The METOCEAN iSLDMB which received the Canadian Coast Guard Award in 2012 has the following dimensions and equipment:

Table 1. SLDMB Dimensions
SLDMB Dimensions
Buoy Prior to Deployment
| Packaged Length | 1092 mm (43.0 inches) |
| Diameter | 203.2 mm (8.0 inches) |
| Weight | 11.3 kg ( 25.0 pounds) |
Deployed Surface Unit
| Hull Diameter | 102 mm (4.0 inches) |
| Total height | 1400 mm (55.0 inches) |
| Total cross section width | 1090 mm 43 inches) |
| Drogue Vane | 500 mm (19.6 inches) X 650 mm (25.6 inches) |
| Length of Exposed Mast | 400 mm (16.0 inches) |
| Float size (each is • of the cylinder) | 133 mm (5.25 in) diameter X 216 mm ( 8.5 in) long |
| Weight In Air | 8.0 kg (17.5 pounds) |

Table 2. SLDMB Construction
Buoy Construction
| Hull | Heavy gauge marine grade aluminum |
| Flotation | Four quarter cylinder foam floats |
| Antenna | Top-loaded truncated monopole ARGOS antenna with active GPS element antenna above |
| Drogue Panels | Flexible, Nylon cloth |

Table 3. SLDMB Electronic Characteristics
Electronics
| ARGOS PTT | METOCEAN Model MAT 906 |
| GPS Receiver | NAVMAN Jupiter 21 Model TU21-D450-031 |

Table 4. SLDMB Sensor Characteristics
Sensors
| Sea Surface Temperature | Sensor Scientific Thermistor Model WM 103 |
| Battery Voltage | Precision Resistive Divider on CC Board |

==Search-and-rescue application==

Because it has a small above-water surface and high underwater surface area, the effect of surface winds and waves has a negligible effect, instead moving with the flow of the upper 1m of the water column.

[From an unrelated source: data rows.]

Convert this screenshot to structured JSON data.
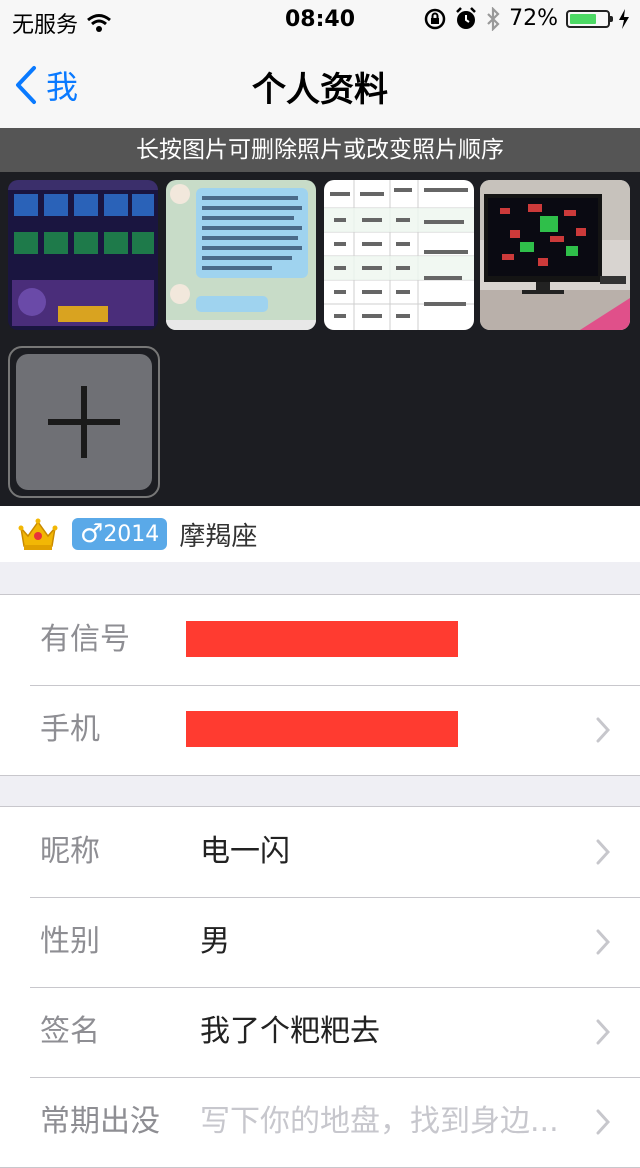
{
  "status_bar": {
    "carrier": "无服务",
    "time": "08:40",
    "battery_percent": "72%",
    "battery_level": 0.72
  },
  "nav": {
    "back_label": "我",
    "title": "个人资料"
  },
  "photos": {
    "hint": "长按图片可删除照片或改变照片顺序",
    "items": [
      {
        "name": "game-screenshot-thumbnail"
      },
      {
        "name": "chat-screenshot-thumbnail"
      },
      {
        "name": "table-screenshot-thumbnail"
      },
      {
        "name": "monitor-photo-thumbnail"
      }
    ]
  },
  "tags": {
    "gender_symbol": "♂",
    "year": "2014",
    "constellation": "摩羯座"
  },
  "account": {
    "rows": [
      {
        "label": "有信号",
        "value_redacted": true
      },
      {
        "label": "手机",
        "value_redacted": true
      }
    ]
  },
  "profile": {
    "rows": [
      {
        "label": "昵称",
        "value": "电一闪"
      },
      {
        "label": "性别",
        "value": "男"
      },
      {
        "label": "签名",
        "value": "我了个粑粑去"
      },
      {
        "label": "常期出没",
        "placeholder": "写下你的地盘，找到身边..."
      }
    ]
  },
  "colors": {
    "accent": "#0a7aff",
    "redaction": "#ff3b30",
    "gender_badge": "#5aa9e8",
    "photo_background": "#1c1d22"
  }
}
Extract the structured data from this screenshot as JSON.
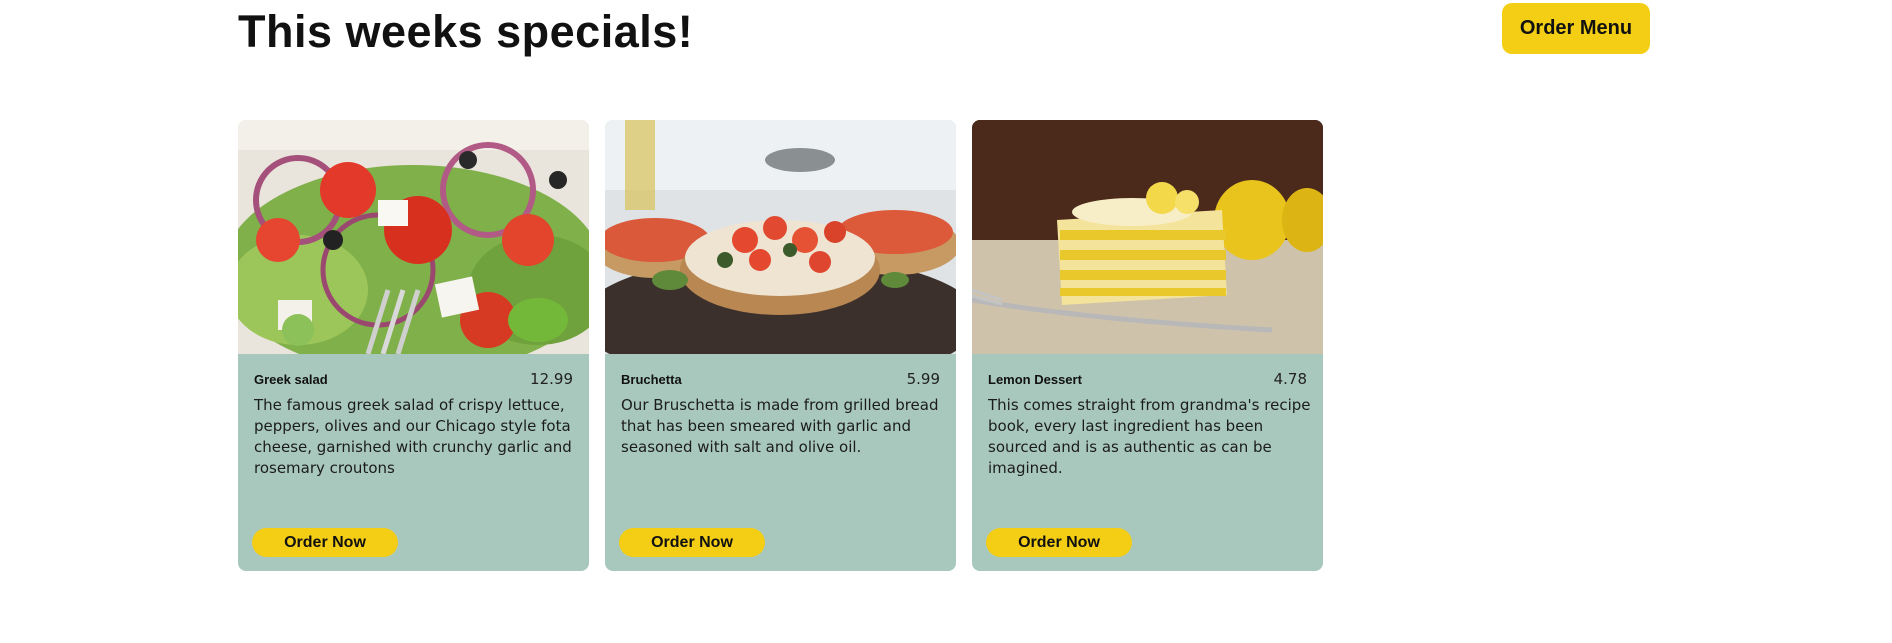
{
  "header": {
    "title": "This weeks specials!",
    "order_menu_label": "Order Menu"
  },
  "colors": {
    "accent": "#f4ce14",
    "card_background": "#a8c8be"
  },
  "specials": [
    {
      "name": "Greek salad",
      "price": "12.99",
      "description": "The famous greek salad of crispy lettuce, peppers, olives and our Chicago style fota cheese, garnished with crunchy garlic and rosemary croutons",
      "image": "greek-salad-photo",
      "button_label": "Order Now"
    },
    {
      "name": "Bruchetta",
      "price": "5.99",
      "description": "Our Bruschetta is made from grilled bread that has been smeared with garlic and seasoned with salt and olive oil.",
      "image": "bruschetta-photo",
      "button_label": "Order Now"
    },
    {
      "name": "Lemon Dessert",
      "price": "4.78",
      "description": "This comes straight from grandma's recipe book, every last ingredient has been sourced and is as authentic as can be imagined.",
      "image": "lemon-dessert-photo",
      "button_label": "Order Now"
    }
  ]
}
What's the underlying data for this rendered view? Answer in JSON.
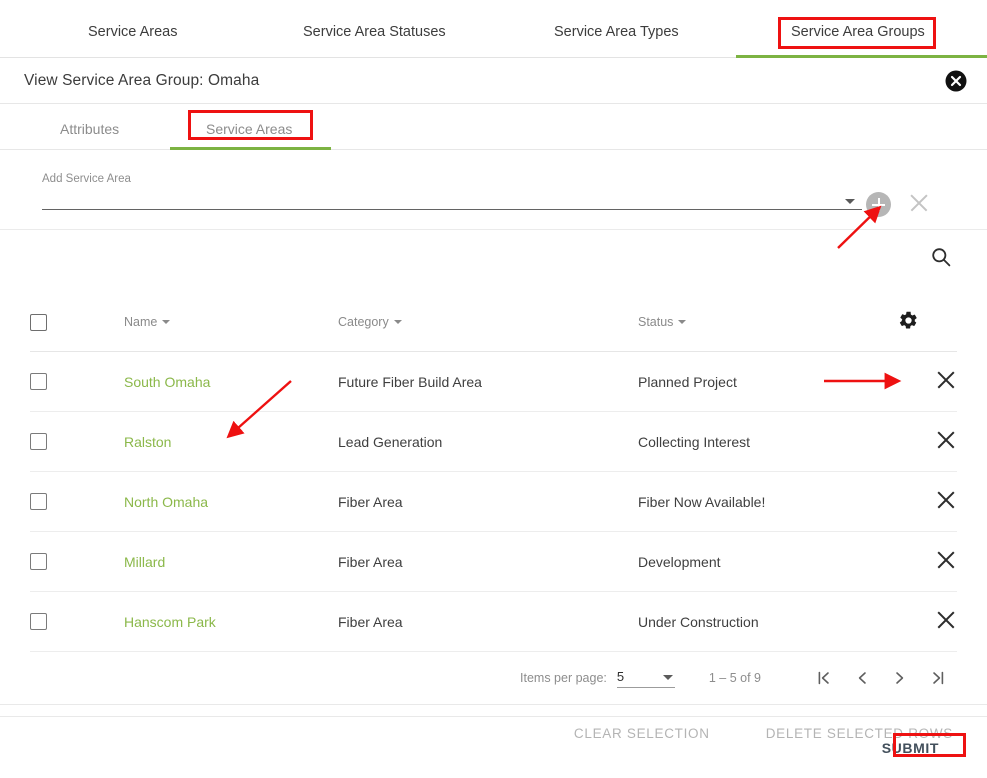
{
  "topnav": {
    "tabs": [
      {
        "label": "Service Areas",
        "active": false
      },
      {
        "label": "Service Area Statuses",
        "active": false
      },
      {
        "label": "Service Area Types",
        "active": false
      },
      {
        "label": "Service Area Groups",
        "active": true
      }
    ],
    "accent_color": "#7cb342"
  },
  "header": {
    "title": "View Service Area Group: Omaha",
    "close_icon": "close-circle-icon"
  },
  "subnav": {
    "tabs": [
      {
        "label": "Attributes",
        "active": false
      },
      {
        "label": "Service Areas",
        "active": true
      }
    ]
  },
  "add_service_area": {
    "label": "Add Service Area",
    "value": "",
    "dropdown_icon": "chevron-down-icon",
    "add_icon": "plus-circle-icon",
    "clear_icon": "close-icon"
  },
  "toolbar": {
    "search_icon": "search-icon",
    "settings_icon": "gear-icon"
  },
  "table": {
    "columns": [
      {
        "label": "",
        "name": "select"
      },
      {
        "label": "Name",
        "name": "name",
        "sortable": true
      },
      {
        "label": "Category",
        "name": "category",
        "sortable": true
      },
      {
        "label": "Status",
        "name": "status",
        "sortable": true
      },
      {
        "label": "",
        "name": "actions"
      }
    ],
    "rows": [
      {
        "name": "South Omaha",
        "category": "Future Fiber Build Area",
        "status": "Planned Project",
        "selected": false
      },
      {
        "name": "Ralston",
        "category": "Lead Generation",
        "status": "Collecting Interest",
        "selected": false
      },
      {
        "name": "North Omaha",
        "category": "Fiber Area",
        "status": "Fiber Now Available!",
        "selected": false
      },
      {
        "name": "Millard",
        "category": "Fiber Area",
        "status": "Development",
        "selected": false
      },
      {
        "name": "Hanscom Park",
        "category": "Fiber Area",
        "status": "Under Construction",
        "selected": false
      }
    ],
    "link_color": "#8bb84a",
    "delete_row_icon": "close-icon"
  },
  "paginator": {
    "items_per_page_label": "Items per page:",
    "items_per_page_value": "5",
    "range_label": "1 – 5 of 9",
    "first_page_icon": "first-page-icon",
    "prev_page_icon": "chevron-left-icon",
    "next_page_icon": "chevron-right-icon",
    "last_page_icon": "last-page-icon"
  },
  "bulk_actions": {
    "clear_selection": "CLEAR SELECTION",
    "delete_selected_rows": "DELETE SELECTED ROWS"
  },
  "footer": {
    "submit_label": "SUBMIT"
  },
  "annotations": {
    "highlight_color": "#ee1111",
    "boxes": [
      {
        "name": "service-area-groups-tab"
      },
      {
        "name": "service-areas-subtab"
      },
      {
        "name": "submit-button"
      }
    ],
    "arrows": [
      {
        "name": "arrow-to-add-button"
      },
      {
        "name": "arrow-to-row-name"
      },
      {
        "name": "arrow-to-delete-row"
      }
    ]
  }
}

The USCG has found that this instrument behaves as a 'zero-leeway' object, moving with the top meter of the water column, with no additional motion due to the direct effect of the wind on the SLDMB's exposed areas. The USCG maintains several hundred SLDMBs for deployment and responds to more than 5,000 SAR cases each year. In the year 2006, more than 400 SLDMBs were deployed in SAR applications, with an average lifetime of 22 days.
The USCG may release SLDMBs at their discretion to aid in search efforts. In remote areas, SLDMBs are deployed via C-130 aircraft or helicopters. The GPS unit on each SLDMB calculates its position every 30 minutes and transmits the data via the ARGOS data collection system to the USCG Operational Support Center (OSC). During high-traffic periods, the USCG may pre-deploy units in order to have existing data in areas where SAR operations are more likely, reducing the time required to collect ocean current data during the SAR process.
SLDMB may be released as single units or as a group, depending on the situation required. In cases where the last known position is known and the time lag to SLDMB deployment is minimal, only a single unit may be necessary. However, if a sufficient time lag exists, or the last known position is not available, multiple SLDMBs should be used. An example of this second case would be a downed fishing vessel, in which only the approximate area of the vessel is known.